En textes et en images, on arpente ainsi l'ensemble de la région, de la frontière espagnole à Arles en passant par Javols, Nîmes, Narbonne, la Villa Loupian ou des endroits moins connus comme Sommières ou Murviel-lès-Montpellier. A la diversité des lieux répond celle des thèmes évoqués qui, rassemblés, offrent une vision étonnante et très complète de la civilisation gallo-romaine. Certains articles sont attendus : le Pont du Gard, la Maison Carrée de Nîmes et son amphithéâtre, Arles Antique ou les superbes mosaïques de la Villa Loupian. D'autres, en revanche, sont plus surprenants, mais toujours pertinents. La reconstitution d'une bataille sur le site de Lattes permet par exemple de mettre en lumière la participation de combattants gaulois dans les rangs de l'armée romaine ; l'archéoconchyliologie (étude archéologique des coquilles) met en lumière le goût des Romains pour les huîtres ; l'antique relais routier de Villetelle présente une approche originale des transports et des communications de l'époque. Économie (commerce, monnaie), société (religion, droit romain), urbanisme (forum, thermes, infrastructures, etc.), artisanat (mosaïques, poterie et surtout viniculture) grands hommes (Auguste, César, Pompée), loisirs (jeux, gladiature, théâtre, piscines) et vie quotidienne (gastronomie, villae, cosmétiques... et latrines !) : Georges Mattia multiplie les thématiques et offre au lecteur un panorama complet du Languedoc romain.
Je n'émettrai que deux petites critiques, toutes relatives. Tout d'abord et bien qu'il soit très intéressant, l'ouvrage m'a parfois donné l'impression d'un joyeux fouillis : on passe d'un sujet à l'autre, d'un lieu à l'autre avant de rebrousser chemin ou de revenir sur un thème déjà évoqué quelques pages plus tôt. Mais je suppose que l'ordre choisi n'a rien d'aléatoire et qu'il suit la chronologie de la parution des textes dans le quotidien régional. Dans le même ordre d'idée, je regrette que certains articles n'aient pas été approfondis. Là encore, je comprends toutefois qu'un développement plus important sorte du cadre de cet ouvrage.
Et, finalement, c'est peut-être là le principal mérite de ce livre : certains curieux se contenteront de cet aperçu de romanité languedocienne, quand il donnera à d'autres l'envie de s'immerger davantage dans tel ou tel sujet.

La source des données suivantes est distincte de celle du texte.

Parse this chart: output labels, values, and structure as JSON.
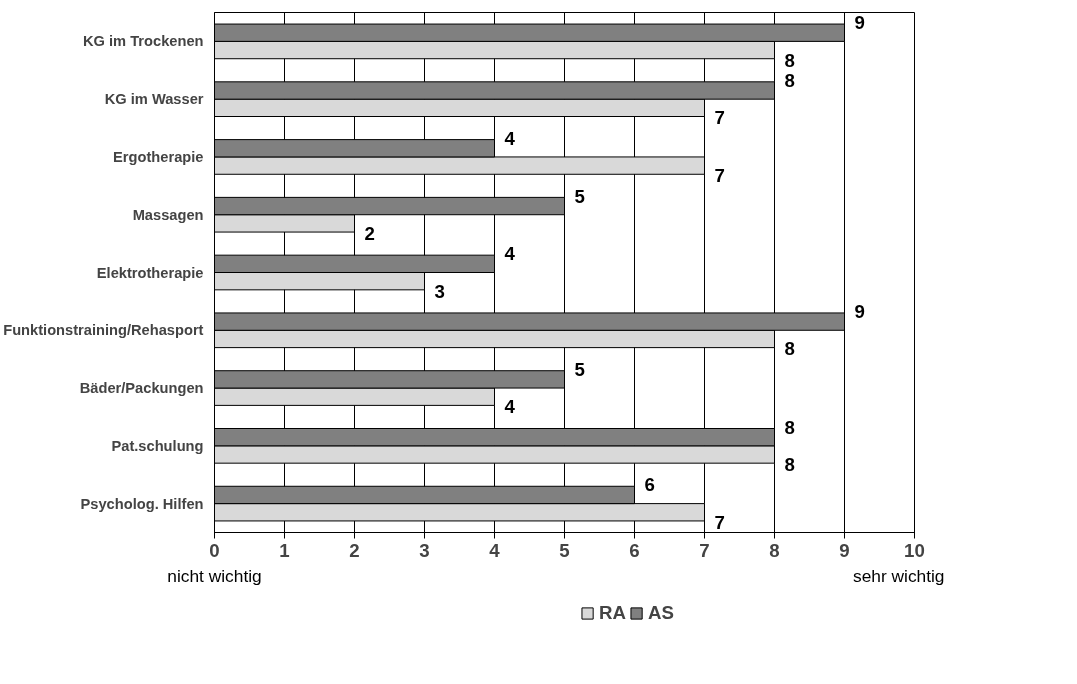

Sans compter qu'il remplit une autre fonction : celle de guide touristique pour passionné d'antiquité ! Un joli livre, sympathique et accessible qui souligne ce que le Languedoc doit à Rome à travers la romanisation du territoire et de la société, mais aussi ce que Rome doit au Languedoc, notamment grâce au commerce et à l'agriculture. Tous les chemins mènent peut-être à Rome, mais un détour par la Narbonnaise est fortement recommandé.
IL ÉTAIT UNE FOIS... LES ROMAINS EN LANGUEDOC.
de Georges MATTIA.
Éditions Actes Sud / Errance - 192 pages - 27€.